Rafael Nogueira
Manifestação política no
Brasil é igual futebol: todo mundo é técnico, e poucos jogam bem. Domingo passado,
chutaram para fora outra vez. A manifestação pela anistia dos presos políticos,
ocorrida no Rio, andou levando a pecha de "flopada", adjetivo que,
até pouco tempo, só combinaria com filme brasileiro em festival internacional.
Mas vejamos os fatos, essa inconveniência.
O ato foi recebido com desdém
pelo beautiful people. O establishment aprendeu a esnobar e aguardar, na
expectativa de que o tempo dissolva a resistência. Mas o mundo está olhando
para o Brasil só agora. E aquilo que para nós é arroz com feijão, para eles
pode ser a primeira colherada em um prato ainda desconhecido.
Enquanto a esquerda só
consegue hoje juntar meia dúzia de gatos pingados com megafone e palavras de
ordem do século passado, a direita, mesmo mal arrumada, amadora e com discurso
único – e frequentemente monocórdico –, ainda lota ruas e quarteirões. Não como
em 2021 ou 2022, é verdade. Mas alguém aí esperava replay eterno das grandes
multidões? Não sejam inocentes.
Agora, a USP resolveu
contribuir com seu rigor científico: contabilizou míseras 18 mil almas em
Copacabana, número que, pelo mesmo método, reduziria o épico 7 de setembro de
2022 a um grupinho de 64,6 mil cidadãos. Essa calculadora progressista precisa
urgentemente de pilhas novas. Mas isso é apenas detalhe num país em que números
sempre foram questão de opinião.
Houve, claro, problemas típicos do nosso tropicalismo organizacional. A confusão sobre o lugar, a falta de divulgação decente, a absoluta ausência de narrativa convincente. Acrescente a tudo isso a data escolhida: justo no domingo em que Flamengo e Fluminense decidiam o Carioca.

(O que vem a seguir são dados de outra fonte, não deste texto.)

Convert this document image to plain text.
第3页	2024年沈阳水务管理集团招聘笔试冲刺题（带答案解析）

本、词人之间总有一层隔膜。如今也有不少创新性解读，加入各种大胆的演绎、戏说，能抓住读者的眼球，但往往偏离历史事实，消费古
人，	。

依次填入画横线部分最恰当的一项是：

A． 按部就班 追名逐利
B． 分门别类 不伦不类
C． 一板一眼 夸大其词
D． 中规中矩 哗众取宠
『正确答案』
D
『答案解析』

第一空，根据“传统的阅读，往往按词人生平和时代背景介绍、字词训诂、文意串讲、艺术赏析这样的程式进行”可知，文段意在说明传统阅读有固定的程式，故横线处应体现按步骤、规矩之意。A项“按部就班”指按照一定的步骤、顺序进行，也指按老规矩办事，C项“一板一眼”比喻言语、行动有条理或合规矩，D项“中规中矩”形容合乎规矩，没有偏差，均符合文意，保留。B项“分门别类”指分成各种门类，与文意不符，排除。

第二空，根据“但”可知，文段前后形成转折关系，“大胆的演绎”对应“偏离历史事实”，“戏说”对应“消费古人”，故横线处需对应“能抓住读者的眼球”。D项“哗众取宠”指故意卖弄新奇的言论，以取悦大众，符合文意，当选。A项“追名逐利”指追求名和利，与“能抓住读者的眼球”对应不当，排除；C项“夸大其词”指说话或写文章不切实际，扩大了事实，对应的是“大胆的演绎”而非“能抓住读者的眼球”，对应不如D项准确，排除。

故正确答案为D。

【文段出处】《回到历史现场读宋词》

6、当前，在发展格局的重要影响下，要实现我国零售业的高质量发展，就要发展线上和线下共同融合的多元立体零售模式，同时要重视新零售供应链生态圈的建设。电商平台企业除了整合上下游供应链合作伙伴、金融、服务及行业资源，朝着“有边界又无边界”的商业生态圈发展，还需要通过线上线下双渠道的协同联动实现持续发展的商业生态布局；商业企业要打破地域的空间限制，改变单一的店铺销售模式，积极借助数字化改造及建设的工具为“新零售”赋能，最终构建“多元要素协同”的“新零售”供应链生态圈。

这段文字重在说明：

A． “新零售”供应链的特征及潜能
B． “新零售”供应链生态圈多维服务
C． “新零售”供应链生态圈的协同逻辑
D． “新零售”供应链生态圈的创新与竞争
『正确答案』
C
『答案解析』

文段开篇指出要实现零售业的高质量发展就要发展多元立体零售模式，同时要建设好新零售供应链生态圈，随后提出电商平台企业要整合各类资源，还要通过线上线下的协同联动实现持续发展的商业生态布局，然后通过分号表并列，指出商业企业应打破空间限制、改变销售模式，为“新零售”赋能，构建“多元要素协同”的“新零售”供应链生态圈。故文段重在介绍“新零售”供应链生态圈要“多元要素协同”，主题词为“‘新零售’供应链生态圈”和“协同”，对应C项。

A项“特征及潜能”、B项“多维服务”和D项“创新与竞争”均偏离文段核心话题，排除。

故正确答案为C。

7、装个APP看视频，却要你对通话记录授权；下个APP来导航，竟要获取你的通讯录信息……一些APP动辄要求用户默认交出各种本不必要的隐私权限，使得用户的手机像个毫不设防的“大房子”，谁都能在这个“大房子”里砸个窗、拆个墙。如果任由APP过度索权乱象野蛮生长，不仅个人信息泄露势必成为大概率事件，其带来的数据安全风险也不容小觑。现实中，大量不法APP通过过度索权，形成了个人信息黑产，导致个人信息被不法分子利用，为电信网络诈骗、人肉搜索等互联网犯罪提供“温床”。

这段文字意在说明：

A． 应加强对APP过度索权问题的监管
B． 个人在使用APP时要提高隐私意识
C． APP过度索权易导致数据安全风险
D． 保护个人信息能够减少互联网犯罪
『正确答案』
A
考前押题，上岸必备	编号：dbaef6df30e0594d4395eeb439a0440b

Pergunto: de quem foi a brilhante ideia? Com bola rolando no Maracanã, qualquer protesto corre o risco de virar preliminar mal assistida.
Mas atenção, que nem tudo foi
derrota. A qualidade do apoio importa, e muito: governadores como Tarcísio de
Freitas, Jorginho Mello e Cláudio Castro, além do eterno pragmático Gilberto
Kassab, todos deram a bênção ao movimento. É sinal de peso institucional, ainda
que os esnobes de sempre finjam não ver.
A coisa, porém, é mais
complicada. Essa anistia, que me perdoem os idealistas, sugere implicitamente
culpa. A história é mestra: no Brasil, só anistiamos crimes de ditadura, mesmo
aqueles nunca comprovados. O precedente é perigoso, e tão brasileiro quanto a
jabuticaba ou o bolinho de chuva da vovó.
Nesse país surreal em que se
fala de democracia prendendo opositores, Eduardo Bolsonaro decidiu sair de
cena: foi cuidar da vida nos Estados Unidos, juntando-se aos exilados de
ocasião – Allan dos Santos, Oswaldo Eustáquio, Monark, Ludmila Lins Grilo. Pergunto,
com a mão no coração: você ficaria? Arriscaria as grades, os filhos órfãos de
pai vivo, a vida despedaçada atrás de muros que não respeitam inocência?
Exilados voluntários não são
propriamente novidade brasileira. Quem já viveu sob arbítrio conhece o filme.
Mas são sintomas graves, indicadores da saúde periclitante dessa República que
insiste em ser tudo, menos republicana.
A questão central não é falta
de indignação ou relevância, mas inteligência política – artigo raro –,
estratégia organizada – coisa rara – e capacidade de comunicação – raríssima.
Sem esses ingredientes, resta-nos o inevitável declínio rumo à tirania descarada,
já que a velada anda mostrando as garras há bom tempo.
Por fim, lembro Olavo de
Carvalho – aquele homem que dizia as coisas antes de acontecerem. Mudanças de
verdade, ele insistia, começam de fora.
Talvez nossos exilados estejam
melhor que nós, pobres diabos, eternamente presos neste ensaio geral de
democracia. Se o arroz com feijão político ficou intragável, talvez esteja na
hora de admitir: nunca tivemos talento para a cozinha. Nosso prato da casa
sempre foi mesmo essa indigesta feijoada autoritária com farofa de hipocrisia.